New Smyrna Beach, Florida, is truly an angler’s paradise. Situated on a barrier island between the Atlantic Ocean and the Indian River Lagoon, the New Smyrna Beach area is located on part of the 3,000-mile Intracoastal Waterway system. Ponce de Leon Inlet at the north end of the island provides deep-water access for incredible sportfishing while 35 miles of shoreline keep inshore anglers busy in the Indian River Lagoon.
The granite rock jetty just south of Ponce de Leon Inlet provides soft sand on either side, perfect for surf fishing, while the deep channel at the mouth of the inlet attracts pompano, whiting, flounder, redfish, bluefish, Spanish mackerel, and many other species. Regulars catch their own bait using sand fleas or fiddler crabs.
Every oceanfront rental property provides fishing access, making it a short walk to cast into the Atlantic Ocean. Several local bait shops and marinas rent equipment.
Resting 11 miles northeast of Ponce de Leon Inlet and measuring 446 feet, the WWII Liberty Ship, the USS Mindanao, was scuttled to form an artificial reef in 1980. In early 2018, the county sunk two additional ships that make bottom fishing and diving even more plentiful. The area produces sizable catches of triggerfish, snapper, grouper and lobster.

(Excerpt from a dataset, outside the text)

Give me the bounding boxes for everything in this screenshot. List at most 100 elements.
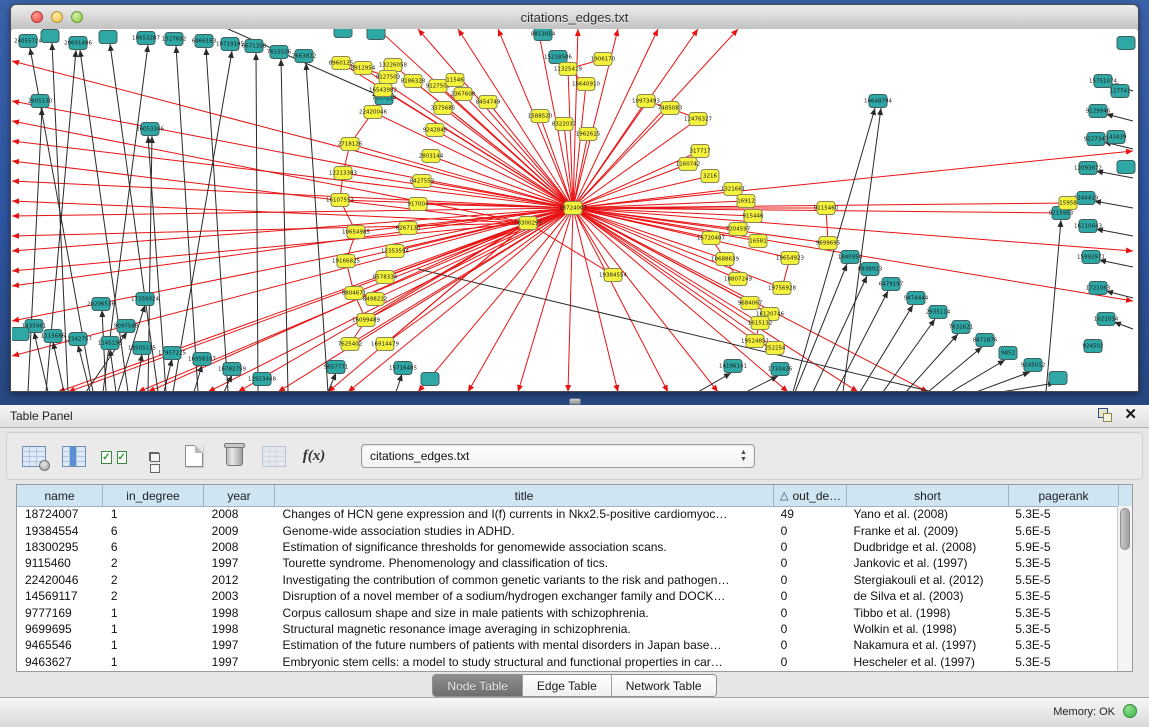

Offshore, free jumping sailfish and large tuna live 40 miles out where the intercontinental shelf drops. Nothing smokes a reel like a 100-plus-pound tuna. In the spring, sailfish migrate up the coast.
The Indian River Lagoon, which makes New Smyrna Beach a barrier island, is also a fishing mecca. Guides use fast, shallow water flats boats to hunt a variety of fish from big gator trout and snook to reds, flounder and black drum. In October and November, the river will produce tarpon in the 50-to 100-pound class.
The New Smyrna Beach area is known for its fishing heritage dating back hundreds of years and today’s waters are just as plentiful.